Balancing Jobs Enabled for Failover

You can balance active Data Collector jobs enabled for pipeline failover. To balance a job, Control Hub redistributes the pipeline load across available Data Collectors that are running the fewest number of pipelines and that have not exceeded any resource thresholdsresource thresholds.

When balancing an active job, Control Hub performs the following actions:
  • Automatically determines if the pipeline load is evenly distributed across available Data Collectors that have not exceeded any resource thresholds.

    If the pipeline load is evenly distributed, Control Hub does not continue with the remaining actions.

    If the pipeline load is not evenly distributed - meaning that an available Data Collector not currently running a pipeline instance for the job is running fewer pipelines than another Data Collector currently running a pipeline instance for the job - then Control Hub continues with the remaining actions.

  • Stops a running pipeline instance for the job on one or more Data Collectors.
  • Restarts the pipeline from the last-saved offset on a matching number of available Data Collectors that have not exceeded any resource thresholds.

In most cases, you'll balance a job after a pipeline failover occurs.

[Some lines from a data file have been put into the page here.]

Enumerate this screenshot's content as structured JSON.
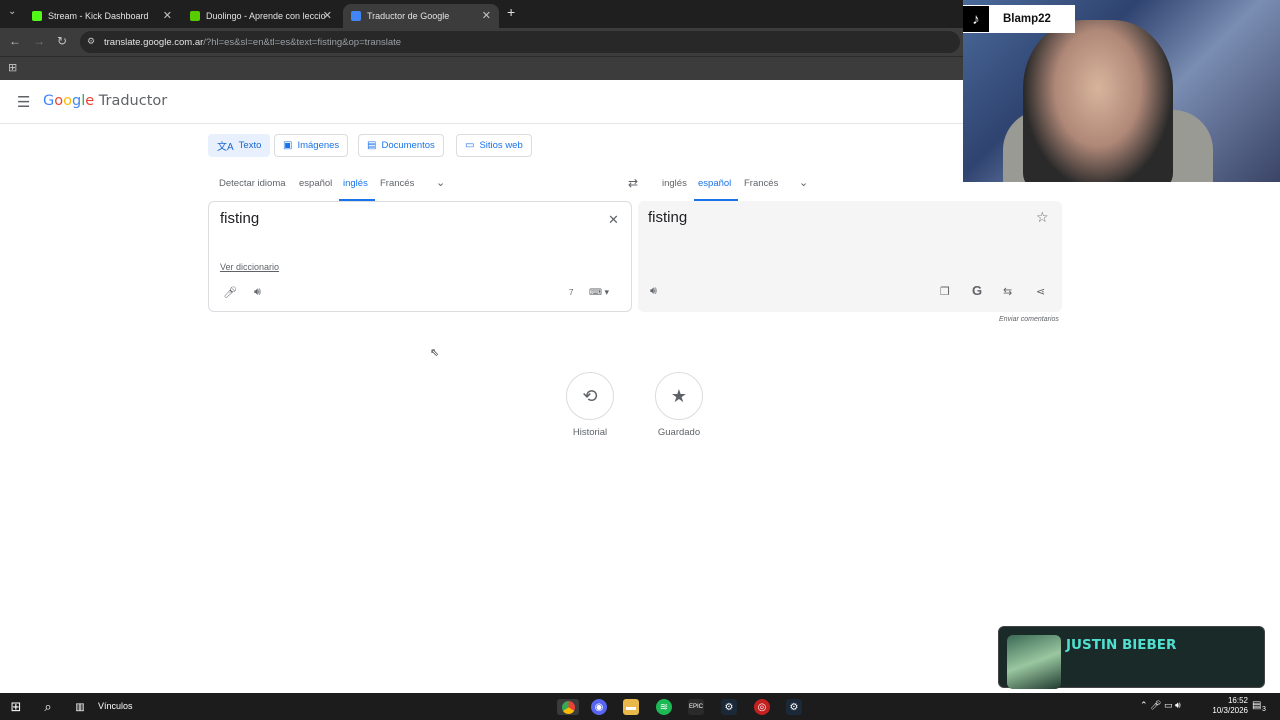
{
  "browser": {
    "tabs": [
      {
        "title": "Stream - Kick Dashboard",
        "favicon_color": "#53fc18"
      },
      {
        "title": "Duolingo - Aprende con leccio",
        "favicon_color": "#58cc02"
      },
      {
        "title": "Traductor de Google",
        "favicon_color": "#4285f4"
      }
    ],
    "new_tab": "+",
    "url_host": "translate.google.com.ar",
    "url_rest": "/?hl=es&sl=en&tl=es&text=fisting&op=translate"
  },
  "header": {
    "menu_icon": "hamburger-icon",
    "logo_google": "Google",
    "logo_product": "Traductor"
  },
  "type_tabs": [
    {
      "label": "Texto",
      "icon": "translate-icon",
      "active": true
    },
    {
      "label": "Imágenes",
      "icon": "image-icon"
    },
    {
      "label": "Documentos",
      "icon": "document-icon"
    },
    {
      "label": "Sitios web",
      "icon": "website-icon"
    }
  ],
  "source_langs": [
    "Detectar idioma",
    "español",
    "inglés",
    "Francés"
  ],
  "source_selected": "inglés",
  "target_langs": [
    "inglés",
    "español",
    "Francés"
  ],
  "target_selected": "español",
  "source": {
    "text": "fisting",
    "dictionary_link": "Ver diccionario",
    "char_count": "7"
  },
  "target": {
    "text": "fisting",
    "feedback": "Enviar comentarios"
  },
  "shortcuts": [
    {
      "label": "Historial",
      "icon": "history-icon"
    },
    {
      "label": "Guardado",
      "icon": "star-icon"
    }
  ],
  "overlay": {
    "tiktok_user": "Blamp22",
    "now_playing": "JUSTIN BIEBER"
  },
  "taskbar": {
    "links_label": "Vínculos",
    "time": "16:52",
    "date": "10/3/2026",
    "notification_count": "3"
  },
  "colors": {
    "accent": "#1a73e8",
    "chrome_dark": "#1f1f1f",
    "taskbar": "#1c1c1c"
  }
}
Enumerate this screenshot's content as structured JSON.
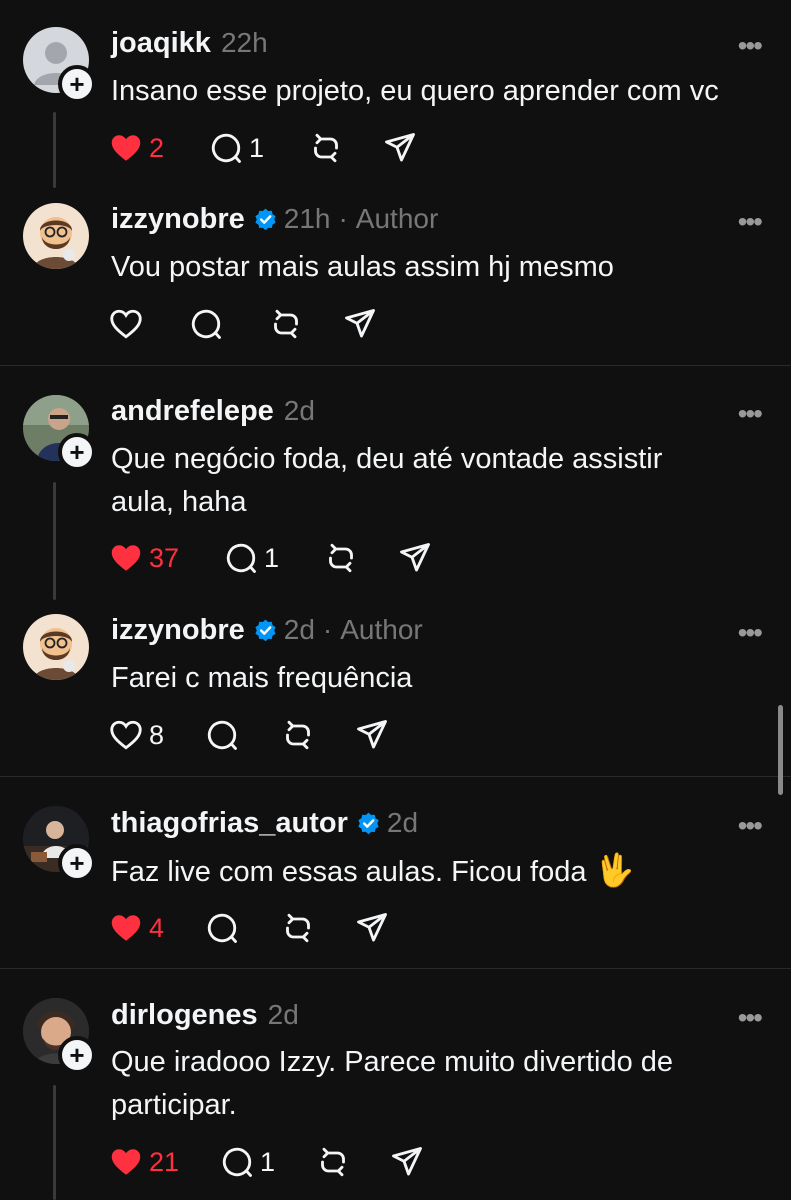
{
  "comments": [
    {
      "username": "joaqikk",
      "time": "22h",
      "author_tag": "",
      "verified": false,
      "text": "Insano esse projeto, eu quero aprender com vc",
      "liked": true,
      "likes": "2",
      "replies": "1",
      "avatar": "default"
    },
    {
      "username": "izzynobre",
      "time": "21h",
      "author_tag": "Author",
      "verified": true,
      "text": "Vou postar mais aulas assim hj mesmo",
      "liked": false,
      "likes": "",
      "replies": "",
      "avatar": "cartoon"
    },
    {
      "username": "andrefelepe",
      "time": "2d",
      "author_tag": "",
      "verified": false,
      "text": "Que negócio foda, deu até vontade assistir aula, haha",
      "liked": true,
      "likes": "37",
      "replies": "1",
      "avatar": "photo"
    },
    {
      "username": "izzynobre",
      "time": "2d",
      "author_tag": "Author",
      "verified": true,
      "text": "Farei c mais frequência",
      "liked": false,
      "likes": "8",
      "replies": "",
      "avatar": "cartoon"
    },
    {
      "username": "thiagofrias_autor",
      "time": "2d",
      "author_tag": "",
      "verified": true,
      "text": "Faz live com essas aulas. Ficou foda",
      "emoji": "🖖",
      "liked": true,
      "likes": "4",
      "replies": "",
      "avatar": "photo"
    },
    {
      "username": "dirlogenes",
      "time": "2d",
      "author_tag": "",
      "verified": false,
      "text": "Que iradooo Izzy. Parece muito divertido de participar.",
      "liked": true,
      "likes": "21",
      "replies": "1",
      "avatar": "photo"
    }
  ],
  "ui": {
    "meta_separator": "·",
    "more_glyph": "•••",
    "plus_glyph": "+"
  },
  "colors": {
    "background": "#101010",
    "text": "#f3f5f7",
    "muted": "#777777",
    "like_red": "#ff3040",
    "verified_blue": "#0095f6"
  },
  "icons": [
    "heart-icon",
    "comment-icon",
    "repost-icon",
    "share-icon",
    "verified-badge-icon",
    "more-icon",
    "follow-plus-icon"
  ]
}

However, you can balance a job enabled for pipeline failover anytime you notice that the pipeline load is not evenly distributed across available Data Collectors.

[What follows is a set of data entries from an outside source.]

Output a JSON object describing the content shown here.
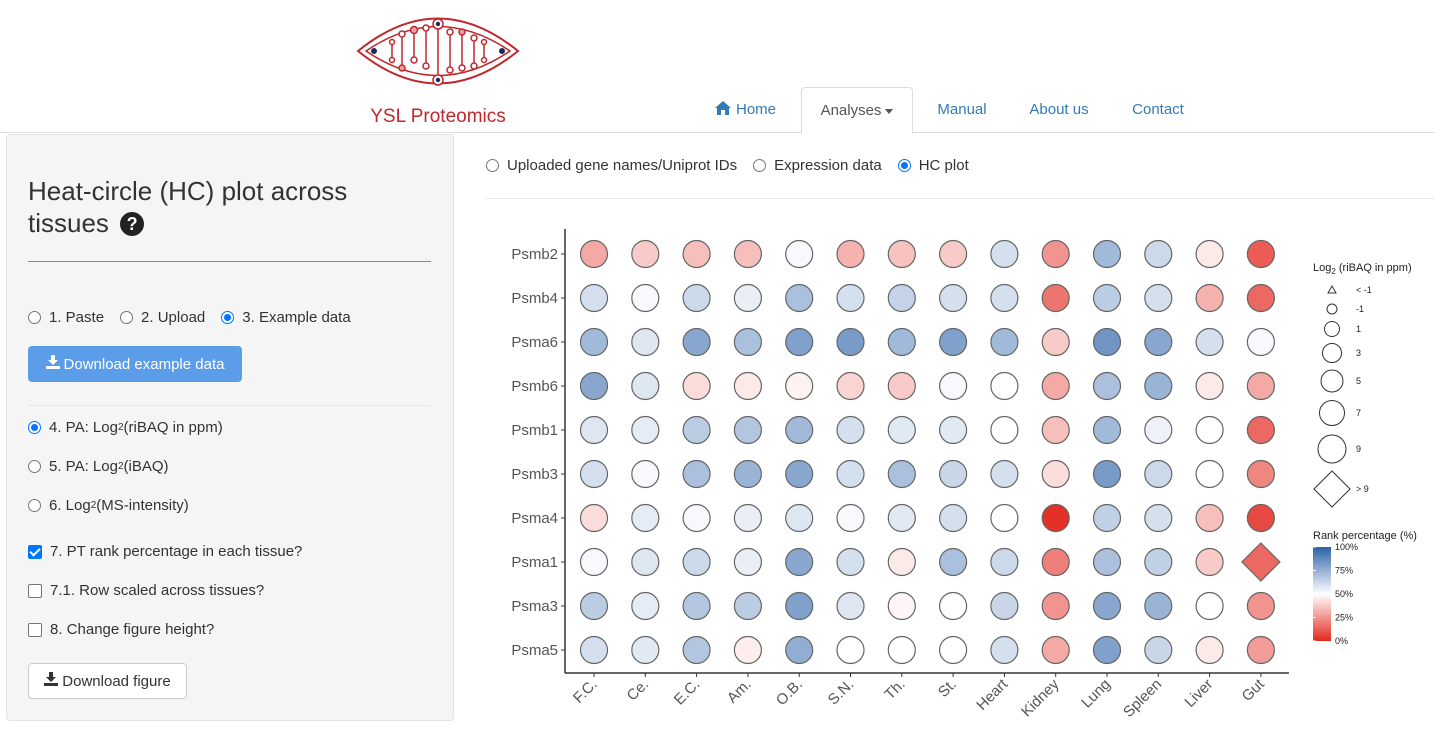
{
  "brand": {
    "name": "YSL Proteomics"
  },
  "nav": {
    "home": "Home",
    "analyses": "Analyses",
    "manual": "Manual",
    "about": "About us",
    "contact": "Contact"
  },
  "sidebar": {
    "title": "Heat-circle (HC) plot across tissues",
    "help_glyph": "?",
    "input_options": [
      "1. Paste",
      "2. Upload",
      "3. Example data"
    ],
    "input_selected": "3. Example data",
    "download_example": "Download example data",
    "pa1_prefix": "4. PA: Log",
    "pa1_sub": "2",
    "pa1_suffix": "(riBAQ in ppm)",
    "pa2_prefix": "5. PA: Log",
    "pa2_sub": "2",
    "pa2_suffix": "(iBAQ)",
    "pa3_prefix": "6. Log",
    "pa3_sub": "2",
    "pa3_suffix": "(MS-intensity)",
    "pa_selected": 4,
    "check7": {
      "label": "7. PT rank percentage in each tissue?",
      "checked": true
    },
    "check71": {
      "label": "7.1. Row scaled across tissues?",
      "checked": false
    },
    "check8": {
      "label": "8. Change figure height?",
      "checked": false
    },
    "download_figure": "Download figure"
  },
  "mode": {
    "options": [
      "Uploaded gene names/Uniprot IDs",
      "Expression data",
      "HC plot"
    ],
    "selected": "HC plot"
  },
  "chart_data": {
    "type": "heat-circle",
    "rows": [
      "Psmb2",
      "Psmb4",
      "Psma6",
      "Psmb6",
      "Psmb1",
      "Psmb3",
      "Psma4",
      "Psma1",
      "Psma3",
      "Psma5"
    ],
    "columns": [
      "F.C.",
      "Ce.",
      "E.C.",
      "Am.",
      "O.B.",
      "S.N.",
      "Th.",
      "St.",
      "Heart",
      "Kidney",
      "Lung",
      "Spleen",
      "Liver",
      "Gut"
    ],
    "rank_percentage": [
      [
        30,
        38,
        35,
        35,
        52,
        32,
        36,
        38,
        60,
        25,
        72,
        62,
        45,
        12
      ],
      [
        60,
        52,
        62,
        55,
        70,
        60,
        64,
        60,
        60,
        18,
        66,
        60,
        32,
        15
      ],
      [
        72,
        58,
        78,
        70,
        80,
        82,
        72,
        80,
        72,
        38,
        84,
        78,
        60,
        52
      ],
      [
        78,
        58,
        42,
        45,
        47,
        40,
        38,
        52,
        50,
        30,
        70,
        74,
        45,
        30
      ],
      [
        58,
        56,
        66,
        68,
        72,
        60,
        57,
        57,
        50,
        35,
        72,
        54,
        50,
        15
      ],
      [
        60,
        52,
        70,
        74,
        78,
        60,
        70,
        63,
        60,
        42,
        82,
        62,
        50,
        22
      ],
      [
        42,
        56,
        52,
        55,
        58,
        52,
        57,
        60,
        50,
        2,
        65,
        60,
        35,
        8
      ],
      [
        52,
        58,
        62,
        55,
        78,
        60,
        45,
        70,
        62,
        20,
        70,
        65,
        38,
        15
      ],
      [
        66,
        56,
        68,
        66,
        80,
        58,
        48,
        50,
        63,
        25,
        78,
        74,
        50,
        25
      ],
      [
        60,
        57,
        68,
        46,
        76,
        50,
        50,
        50,
        60,
        30,
        80,
        63,
        45,
        27
      ]
    ],
    "size_legend_title_prefix": "Log",
    "size_legend_title_sub": "2",
    "size_legend_title_suffix": " (riBAQ in ppm)",
    "size_legend": [
      "< -1",
      "-1",
      "1",
      "3",
      "5",
      "7",
      "9",
      "> 9"
    ],
    "color_legend_title": "Rank percentage (%)",
    "color_legend": [
      "100%",
      "75%",
      "50%",
      "25%",
      "0%"
    ],
    "colors": {
      "high": "#2c62a8",
      "mid": "#ffffff",
      "low": "#e3281e"
    }
  }
}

For example, let’s say that you run a job on a group of four Data Collectors assigned the WesternRegion label. You’ve enabled failover for the job and have set the Number of Instances property to two, reserving two of the Data Collectors for pipeline failover. When you start the job, a pipeline instance runs on Data Collector 1 and Data Collector 2 because they are currently running the fewest number of pipelines.

After a while, Data Collector 1 unexpectedly shuts down, causing the pipeline to fail over to Data Collector 3 which is already running two pipelines for two other jobs. When Data Collector 1 restarts, it does not immediately run any pipelines. However, Data Collector 3 is currently running three pipelines. You balance the job to redistribute the pipeline load. Control Hub automatically determines that Data Collector 1 is available and running the fewest number of pipelines. Control Hub stops the pipeline on Data Collector 3, and restarts the pipeline on Data Collector 1, starting from the last-saved offset.